RFinity does appear to be following Bling's model. The latter has signed up at least a dozen community banks in Colorado and New York, among perhaps two or three other states for its closed-loop payment scheme. It uses contactless stickers, called BlingTags, to initiate transactions with local merchants. The funds are withdrawn from consumers’ bank accounts and transferred to the merchants' banks over its own network. According to Bling, a given consumer's account is usually at the same bank as that of the merchant, since Bling entices merchants to set up accounts at its partner banks. RFinity is looking to sign up more community banks and rejects the idea the payment system is closed-loop, since it is open to all banks. 
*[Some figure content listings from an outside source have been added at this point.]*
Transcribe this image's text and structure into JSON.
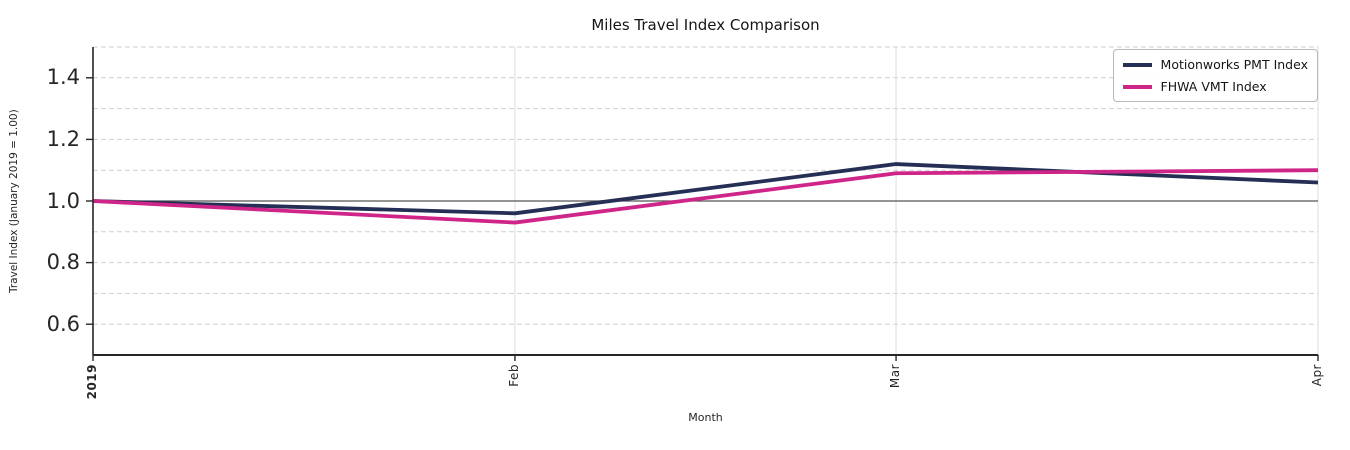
{
  "chart_data": {
    "type": "line",
    "title": "Miles Travel Index Comparison",
    "xlabel": "Month",
    "ylabel": "Travel Index (January 2019 = 1.00)",
    "categories": [
      "2019",
      "Feb",
      "Mar",
      "Apr"
    ],
    "x_day_offsets": [
      0,
      31,
      59,
      90
    ],
    "x_total_days": 90,
    "series": [
      {
        "name": "Motionworks PMT Index",
        "color": "#252e54",
        "values": [
          1.0,
          0.96,
          1.12,
          1.06
        ]
      },
      {
        "name": "FHWA VMT Index",
        "color": "#cf2589",
        "values": [
          1.0,
          0.93,
          1.09,
          1.1
        ]
      }
    ],
    "ylim": [
      0.5,
      1.5
    ],
    "yticks": [
      1.4,
      1.2,
      1.0,
      0.8,
      0.6
    ],
    "ytick_labels": [
      "1.4",
      "1.2",
      "1.0",
      "0.8",
      "0.6"
    ],
    "minor_grid_step": 0.1,
    "reference_line": 1.0,
    "reference_line_color": "#555555",
    "grid_color": "#cfcfcf",
    "legend_position": "upper right",
    "grid": true
  }
}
With Citizens Community Bank of Idaho, students and other participants in the RFinity project attach the stickers to their mobile phones or other devices, then tap at point-of-sale terminals equipped with contactless readers. To complete transactions, users have to enter PIN codes on POS-terminal keypads. This and other encrypted transaction data goes to RFinity’s server, which submits the debit transaction requests to the bank to verify funds are in the consumers’ accounts. The system then initiates the transfer to the merchant bank. McCown said the transaction takes a couple of seconds. Like Bling, the lower fees compared with credit or debit cards encourage merchants to offer discounts, loyalty points or product givaways, he said.

McCown also rejects the idea that contactless payment should only be used for low-value transactions and that consumers should not enter PINs–as is the case with contactless applications from Visa and MasterCard in many countries. Users must enter a PIN when conducting RFinity transactions for any amount, with the maximum amount set by the bank. At present, that’s up to $500 for a single transaction, with a cap of $500 per day. And RFinity adds other security measures.

“We have chosen to be a little bit more conservative,” said McCown.

That is in part a consequence of his past job with the U.S. Department of Energy’s Idaho National Lab, where among other things he tested cell phones for security vulnerabilities. Aaron Turner, RFinity’s former CEO and a co-founder with McCown, was also at the Idaho National Lab, but has since left RFinity. The start-up last year had a reported commitment of more than $10 million in funding from venture capital connected with Hong Kong-based Horizons Ventures. McCown declines to release full funding figures.

RFinity also has developed a peer-to-peer payment application that does not use microSD cards. McCown said the application would enable transactions that behave like NFC-based P2P transactions. He said the company expects to release the application in coming weeks and declined to release more details.

RFinity would move its payment service to NFC phones when they become more widely available. The company also has not abandoned contactless microSD cards. These cards will become more attractive when prices fall as volumes increase, McCown said.

It remains to be seen whether such alternative mobile-payment schemes as those from RFinity and Bling can take on Visa and MasterCard and the big banks. The latter are also starting to issue passive stickers, though carrying open-loop payment applications. And all parties are waiting for more contactless microSDs and NFC phones to hit the market.